Et, même si l’absence de connaissance en mécanique de la demanderesse ne saurait être remis en question, force est de constater que ces défauts sont inhérents à l’usure normal d’un véhicule d’occasion, ce type de dommage se développant progressivement dans le temps, surtout lorsque celui-ci présente un kilométrage aussi élevé. En effet, ce type de dommage plaide en faveur d’une usure prévisible et non d’un vice caché. Il lui aurait suffi de se renseigner afin de mieux appréhender son achat de véhicule pour un montant de 1.800 euros.
De ce fait, la défaillance de ces éléments mécaniques apparaît tout à fait normale à ce kilométrage, dans la mesure où cela constitue un processus normal de dégradation.

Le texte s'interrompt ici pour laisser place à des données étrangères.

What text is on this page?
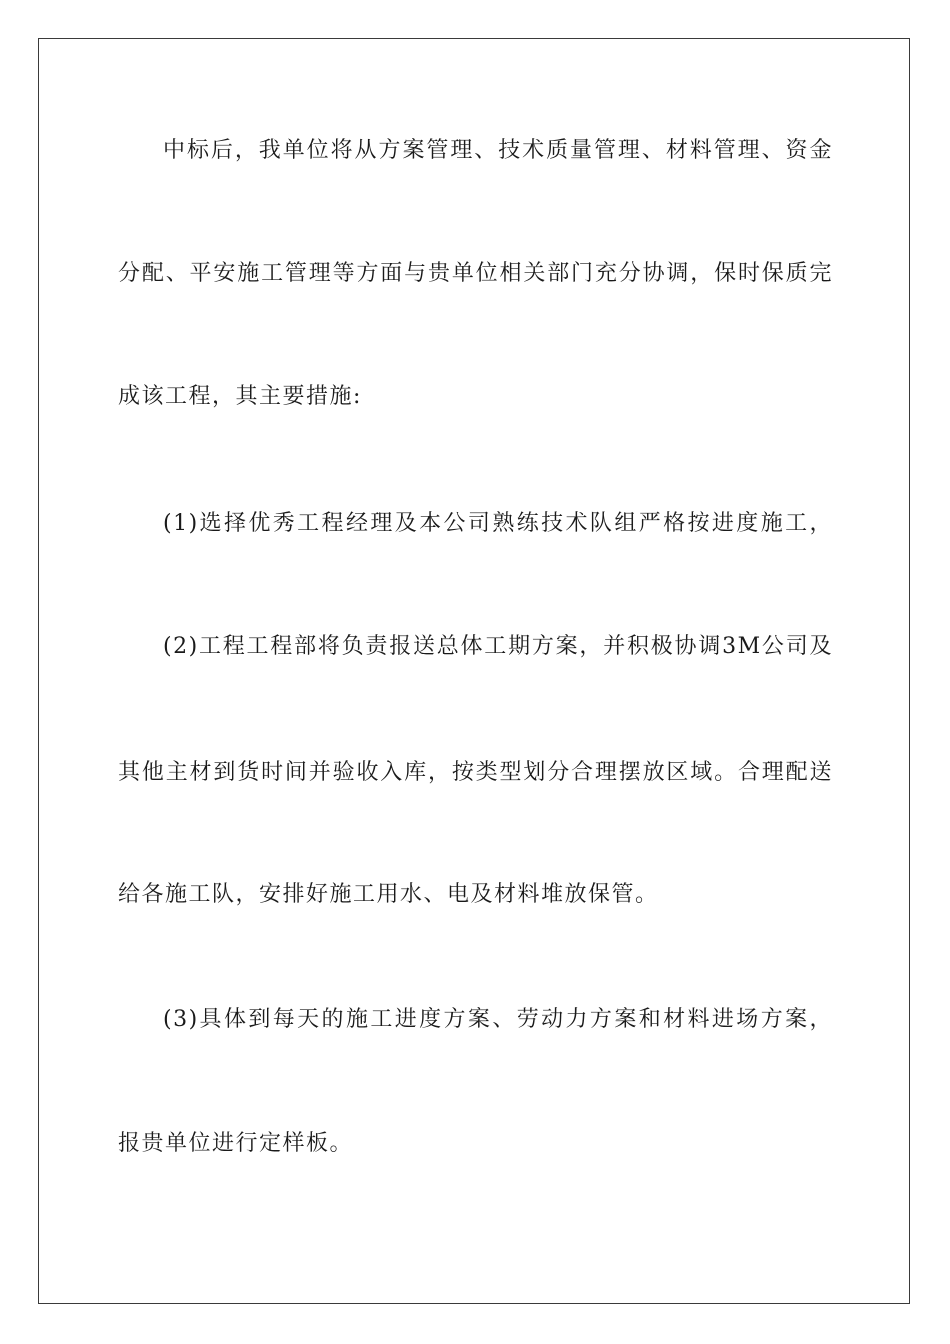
中标后，我单位将从方案管理、技术质量管理、材料管理、资金
分配、平安施工管理等方面与贵单位相关部门充分协调，保时保质完
成该工程，其主要措施:
(1)选择优秀工程经理及本公司熟练技术队组严格按进度施工，
(2)工程工程部将负责报送总体工期方案，并积极协调3M公司及
其他主材到货时间并验收入库，按类型划分合理摆放区域。合理配送
给各施工队，安排好施工用水、电及材料堆放保管。
(3)具体到每天的施工进度方案、劳动力方案和材料进场方案，
报贵单位进行定样板。
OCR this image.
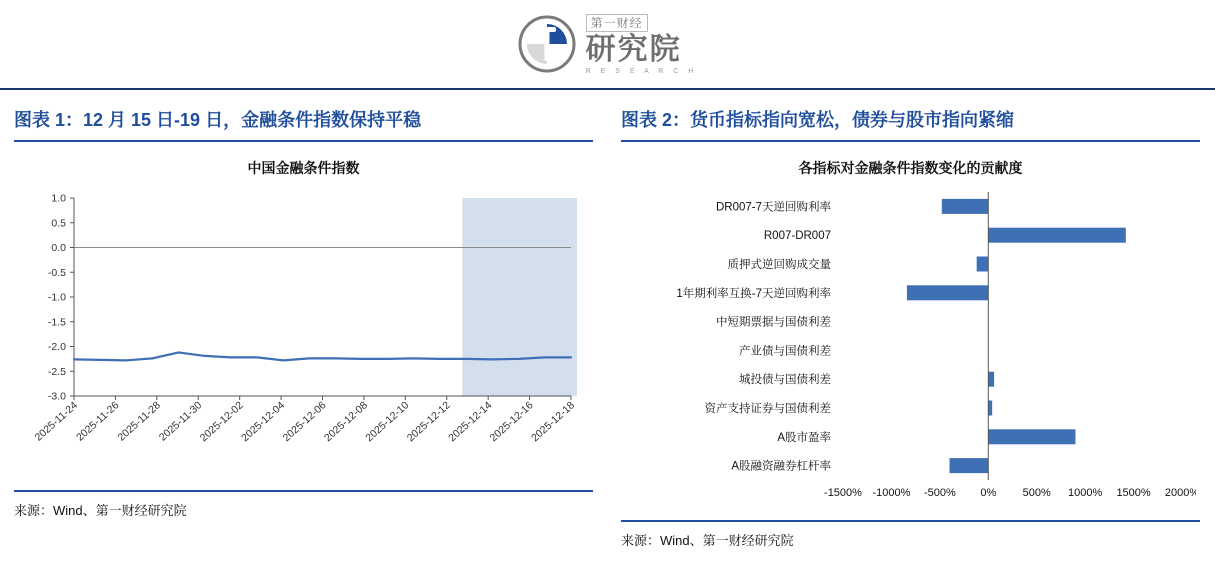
第一财经
研究院
R E S E A R C H
图表 1：12 月 15 日-19 日，金融条件指数保持平稳
中国金融条件指数
1.0
0.5
0.0
-0.5
-1.0
-1.5
-2.0
-2.5
-3.0
2025-11-24
2025-11-26
2025-11-28
2025-11-30
2025-12-02
2025-12-04
2025-12-06
2025-12-08
2025-12-10
2025-12-12
2025-12-14
2025-12-16
2025-12-18
来源：Wind、第一财经研究院
图表 2：货币指标指向宽松，债券与股市指向紧缩
各指标对金融条件指数变化的贡献度
DR007-7天逆回购利率
R007-DR007
质押式逆回购成交量
1年期利率互换-7天逆回购利率
中短期票据与国债利差
产业债与国债利差
城投债与国债利差
资产支持证券与国债利差
A股市盈率
A股融资融券杠杆率
-1500% -1000% -500% 0% 500% 1000% 1500% 2000%
来源：Wind、第一财经研究院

En outre, nul ne peut connaître la durée de vie des différents éléments d’usure présents sur ce type de véhicule et c’est le risque premier de toute transaction sur un véhicule âgé et fortement kilométré.

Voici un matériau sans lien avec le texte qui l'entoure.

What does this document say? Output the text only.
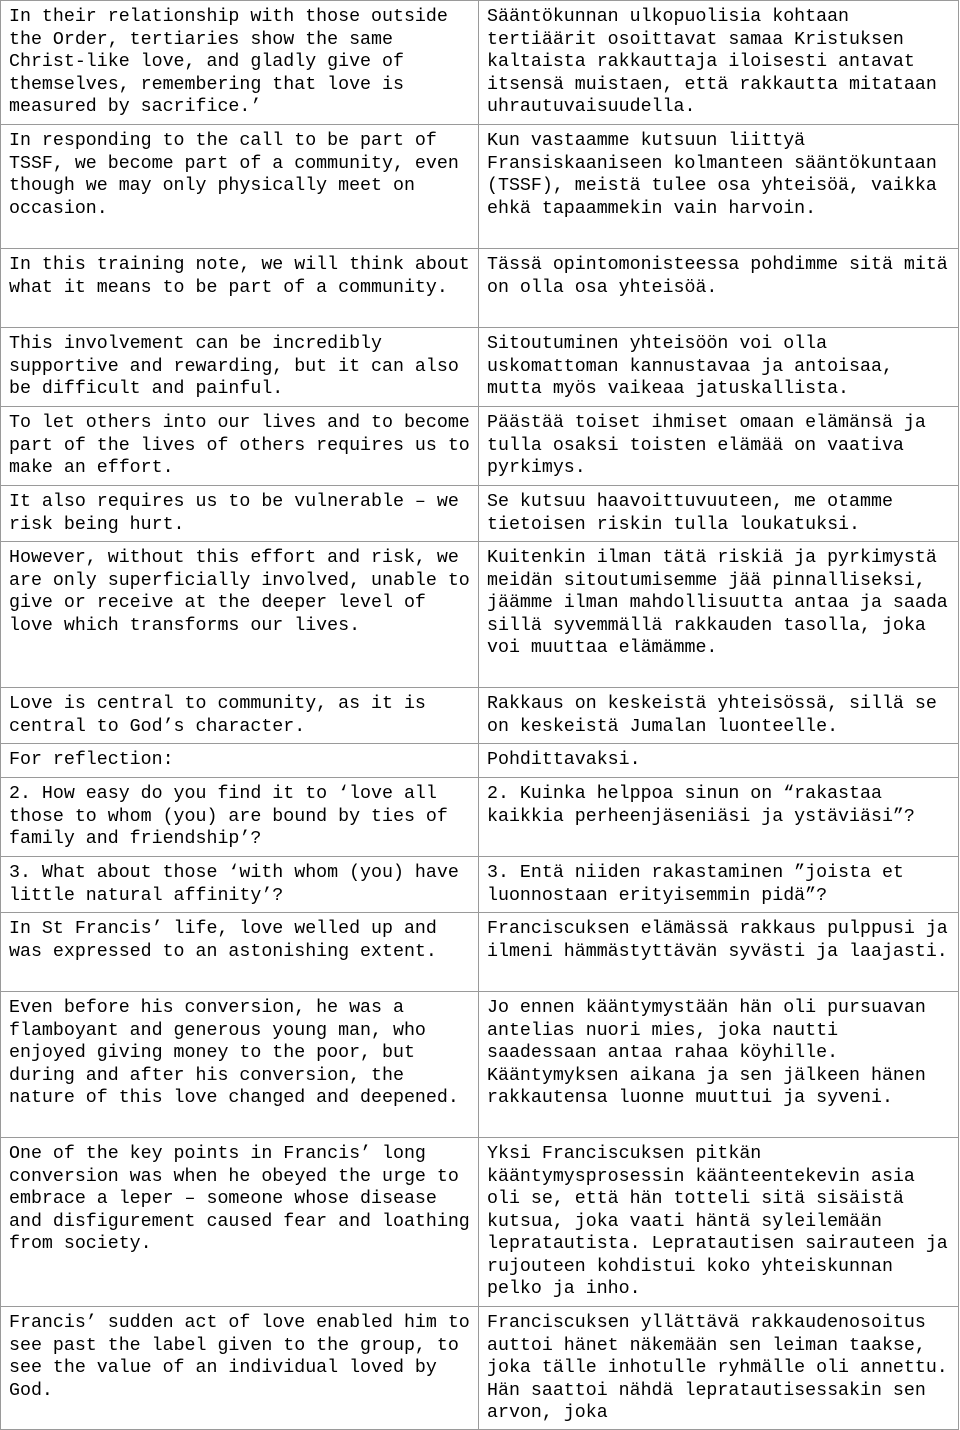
In their relationship with those outside the Order, tertiaries show the same Christ-like love, and gladly give of themselves, remembering that love is measured by sacrifice.’	Sääntökunnan ulkopuolisia kohtaan tertiäärit osoittavat samaa Kristuksen kaltaista rakkauttaja iloisesti antavat itsensä muistaen, että rakkautta mitataan uhrautuvaisuudella.
In responding to the call to be part of TSSF, we become part of a community, even though we may only physically meet on occasion.	Kun vastaamme kutsuun liittyä Fransiskaaniseen kolmanteen sääntökuntaan (TSSF), meistä tulee osa yhteisöä, vaikka ehkä tapaammekin vain harvoin.
In this training note, we will think about what it means to be part of a community.	Tässä opintomonisteessa pohdimme sitä mitä on olla osa yhteisöä.
This involvement can be incredibly supportive and rewarding, but it can also be difficult and painful.	Sitoutuminen yhteisöön voi olla uskomattoman kannustavaa ja antoisaa, mutta myös vaikeaa jatuskallista.
To let others into our lives and to become part of the lives of others requires us to make an effort.	Päästää toiset ihmiset omaan elämänsä ja tulla osaksi toisten elämää on vaativa pyrkimys.
It also requires us to be vulnerable – we risk being hurt.	Se kutsuu haavoittuvuuteen, me otamme tietoisen riskin tulla loukatuksi.
However, without this effort and risk, we are only superficially involved, unable to give or receive at the deeper level of love which transforms our lives.	Kuitenkin ilman tätä riskiä ja pyrkimystä meidän sitoutumisemme jää pinnalliseksi, jäämme ilman mahdollisuutta antaa ja saada sillä syvemmällä rakkauden tasolla, joka voi muuttaa elämämme.
Love is central to community, as it is central to God’s character.	Rakkaus on keskeistä yhteisössä, sillä se on keskeistä Jumalan luonteelle.
For reflection:	Pohdittavaksi.
2. How easy do you find it to ‘love all those to whom (you) are bound by ties of family and friendship’?	2. Kuinka helppoa sinun on “rakastaa kaikkia perheenjäseniäsi ja ystäviäsi”?
3. What about those ‘with whom (you) have little natural affinity’?	3. Entä niiden rakastaminen ”joista et luonnostaan erityisemmin pidä”?
In St Francis’ life, love welled up and was expressed to an astonishing extent.	Franciscuksen elämässä rakkaus pulppusi ja ilmeni hämmästyttävän syvästi ja laajasti.
Even before his conversion, he was a flamboyant and generous young man, who enjoyed giving money to the poor, but during and after his conversion, the nature of this love changed and deepened.	Jo ennen kääntymystään hän oli pursuavan antelias nuori mies, joka nautti saadessaan antaa rahaa köyhille. Kääntymyksen aikana ja sen jälkeen hänen rakkautensa luonne muuttui ja syveni.
One of the key points in Francis’ long conversion was when he obeyed the urge to embrace a leper – someone whose disease and disfigurement caused fear and loathing from society.	Yksi Franciscuksen pitkän kääntymysprosessin käänteentekevin asia oli se, että hän totteli sitä sisäistä kutsua, joka vaati häntä syleilemään lepratautista. Lepratautisen sairauteen ja rujouteen kohdistui koko yhteiskunnan pelko ja inho.
Francis’ sudden act of love enabled him to see past the label given to the group, to see the value of an individual loved by God.	Franciscuksen yllättävä rakkaudenosoitus auttoi hänet näkemään sen leiman taakse, joka tälle inhotulle ryhmälle oli annettu. Hän saattoi nähdä lepratautisessakin sen arvon, joka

Par ailleurs, il apparaît que Madame [E] [N] [A] a tout de même souhaité acquérir ce véhicule malgré son kilométrage.
Dès lors, il apparaît que Madame [E] [N] [A] a accepté le risque que pouvait engendrer ce type de transaction.
En outre, elle ne démontre pas que le défaut d’embrayage était présent au jour de la vente. La seule intervention d’un garagiste ne constitue pas la preuve de l’antériorité du vice.
La preuve n’est donc pas rapportée que le véhicule a été vendu avec un vice caché antérieur à la vente.
Par conséquent, Madame [E] [N] [A] sera déboutée de l’ensemble de ses demandes.
Sur les dépens et l’article 700 du code de procédure civile
Madame [E] [N] [A] qui succombe sera condamnée aux entiers dépens.
L’équité commande de ne pas faire application de l’article 700 du code de procédure civile.
L’exécution provisoire est de droit.
PAR CES MOTIFS
Le Tribunal, statuant en audience publique, par jugement contradictoire, en dernier ressort, rendu par mise à disposition au greffe le jour de son délibéré,
DIT que Madame [E] [N] [A] ne rapporte pas la preuve de l’existence d’un vice caché affectant le véhicule au jour de la vente.
DÉBOUTE Madame [E] [N] [A] de l’intégralité de ses demandes.
DÉBOUTE les parties de leurs demandes fondées sur l’article 700 du Code de procédure civile.
CONDAMNE Madame [E] [N] [A] aux dépens de l’instance.
Ainsi jugé et mis à disposition, les jour, mois et an susdits.